4. Logistic Classification

Classification

이전의 연속적인 값 예측을 다뤘던 Regression과는 달리 정해진 카테고리를 정하는 것
Binary Classification : 0 or 1로 분류

좌 : Classification, 우 : Regression

Logistic Hypothesis

기존의 가설 함수 $H(x) = Wx + b$는 0과 1 사이의 값만을 보장X
0 ~ 1 사이의 값만 가지도록 하는 함수가 필요

⇒ **Sigmoid function (logisitic function)**의 등장

$g(z) = \frac 1 {(1 + e^{-z})}$ $z = Wx$ $H(x) = g(z)$
- Decision Boundary : 분류를 위한 기준(Regression → Classification)
  - $g(z)$의 값이 0.5이상 ⇒ 1
  - $g(z)$의 값이 0.5 미만 ⇒ 0

$\therefore \ H(X) = \frac 1 {1 + e^{-W^T X}}$

Logistic Regression Cost Function

현재 가설함수 : $H(X) = \frac 1 {1 + e^{-W^T X}}$
기존의 비용 함수 : ****

$cost(W)=\frac { 1 }{ m } \sum _{i=1}^{m}{ { (Wx_i}-y_i{ } })^{ 2 }$
오른쪽과 같은 그래프 나오게 됨
Local Minimum 으로 인해 모델 성능 하락 ⇒ Global Minimum을 보장 못함
Convex Function X

새로운 Cost Function 필요

$cost(W) = \frac 1 m \sum c(H(x),\ y)$, $y$는 실제 값

$c(H(x), \ y) = \begin{cases}-log(H(x))\quad \quad \ \ \ (y = 1)\\ -log(1-H(x))\quad (y = 0) \end{cases}$

y = 1

y = -1

실제 $y = 1$ 일 때
- $H(x) = 1 \rightarrow cost(1) = 0$
- $H(x) = 0 \rightarrow cost(0) = \infin$
실제 $y = 0$ 일 때
- $H(x) = 0 \rightarrow cost(1) = 0$
- $H(x) = 1 \rightarrow cost(0) = \infin$

$\rightarrow c(H(x),\ y) = -ylog(H(x)) - (1-y)log(1-H(x))$

코드를 간소화하기 위해 1줄로

$y=1, c = -log(H(x))$

$y = 0, c=-1*log(1-H(x))$

$\therefore cost(W) = -\frac 1 m \sum ylog(H(x)) - (1-y)log(1-H(x))$

$W:=W - \alpha\frac{ \partial } {\partial W } cost(W)$

import numpy as np
import matplotlib.pyplot as plt
import tensorflow as tf

x_train = [[1., 2.], [2., 3.], [3., 1.], [4., 3.], [5., 3.], [6., 2.]]
y_train = [[0.], [0.], [0.], [1.], [1.], [1.]]

x_test = [[5., 2.]]
y_test = [[1.]]

x1 = [x[0] for x in x_train]
x2 = [x[1] for x in x_train]

colors = [int(y[0] % 3) for y in y_train]
plt.scatter(x1, x2, c = colors, marker='^')
plt.scatter(x_test[0][0], x_test[0][1], c='red')

plt.xlabel('x1')
plt.ylabel('x2')
plt.show()

#Tensorflow data API를 통해 학습시킬 값들을 담는다 (Batch Size는 한번에 학습시킬 Size로 정한다)
# features,labels는 실재 학습에 쓰일 Data (연산을 위해 Type를 맞춰준다)
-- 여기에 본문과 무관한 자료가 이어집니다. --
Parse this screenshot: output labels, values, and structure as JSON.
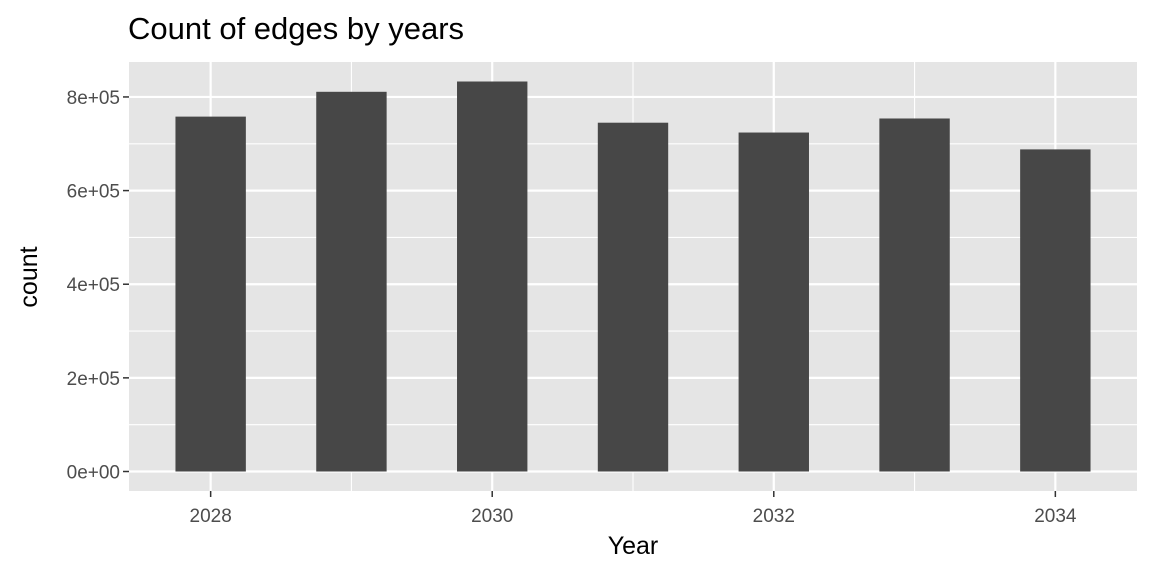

dataset = tf.data.Dataset.from_tensor_slices((x_train, y_train))  # [0, 0] [0] * 6

W = tf.Variable(tf.zeros([2, 1]), name = 'weight')  
b = tf.Variable(tf.zeros([1]), name = 'bias')
"""
X [0, 0] W 0   + b[0] = H(X)
           0
"""

def logistic_regression(features):
    hypothesis = tf.divide(1., 1. + tf.exp(-tf.matmul(features, W) + b)) 
    # 1 / 1 + e^x
    # x = H(X) = XW + b
    return hypothesis

def loss_fn(hypothesis, labels):
    cost = -tf.reduce_mean(labels * tf.math.log(hypothesis) + (1 - labels) * tf.math.log(1 - hypothesis))
    # cost(h(x), y) = -ylog(h(x)) - (1 - y)log(1 - h(x))
    return cost

# Gradient Descent
optimizer = tf.keras.optimizers.SGD(learning_rate = 0.01)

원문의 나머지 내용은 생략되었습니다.